Actual behavior: Parameter in the output are cut off or TypeError is raised
Examples:
- input parameters:
{"custom-param": "123"}--> output parameters:{"custom-param": "1"} - input parameters:
{"custom-params": ["123", "456"]}--> output parameters:{"custom-param": "123"} - input parameters:
{"custom-param": 123 }-->TypeError: 'int' object is not iterable
It seems like the Parameters are unbatched even if they were never batched in the first place.
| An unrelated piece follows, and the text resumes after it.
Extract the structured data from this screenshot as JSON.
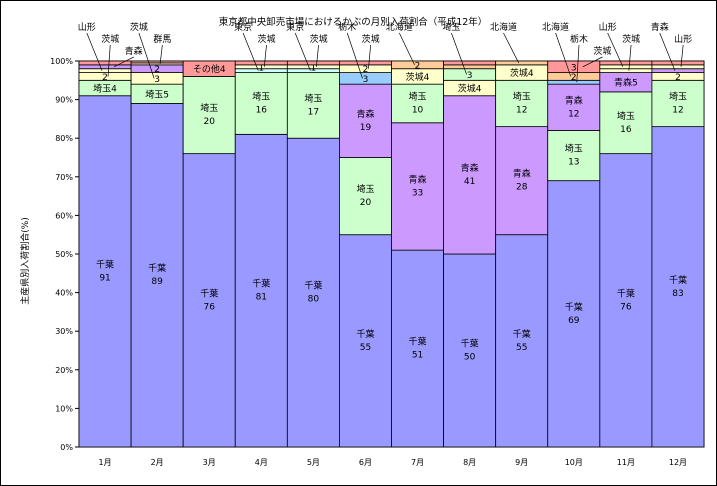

Hi @tobbber Can you share the Dockerfile used? I tried to wrap up my code as a similar way and set up the batch settings. Then I met the error of prometheus_client issue as below
File "/opt/conda/lib/python3.8/site-packages/prometheus_client/metrics.py", line 121, in __init__ registry.register(self) File "/opt/conda/lib/python3.8/site-packages/prometheus_client/registry.py", line 29, in register raise ValueError( ValueError: Duplicated timeseries in CollectorRegistry: {'batch_request_queue_count', 'batch_request_queue_bucket', 'batch_request_queue_created', 'batch_request_queue_sum'}
I used mlserver build and the generated Dockerfile use seldonio/mlserver:1.3.5-slim
Hi @yaliqin, i used the Mlserver CLI directly with mlserver start mlserver_example/ with structure:
mlserver_example/
├── model-settings.json
└── model.py
To install mlserver i used pip install mlserver==1.3.5
Thank you very much! Which python version are you using?
On Tue, Feb 13, 2024 at 4:23 AM Tobi @.***> wrote:
Hi @yaliqin https://github.com/yaliqin, i used the Mlserver CLI directly with mlserver start mlserver_example/ with structure:
mlserver_example/ ├── model-settings.json └── model.py
To install mlserver i used pip install mlserver==1.3.5
— Reply to this email directly, view it on GitHub https://github.com/SeldonIO/MLServer/issues/1541#issuecomment-1941396953, or unsubscribe https://github.com/notifications/unsubscribe-auth/AKSGHEZNB5HWGQOTQ5KVORLYTNLNBAVCNFSM6AAAAABB6TOTQ2VHI2DSMVQWIX3LMV43OSLTON2WKQ3PNVWWK3TUHMYTSNBRGM4TMOJVGM . You are receiving this because you were mentioned.Message ID: @.***>
I am using python 3.11.6 on a arm64 machine (M1 mac)
Thanks @tobbber. mlserver start . worked but the docker run failed. Will check the difference.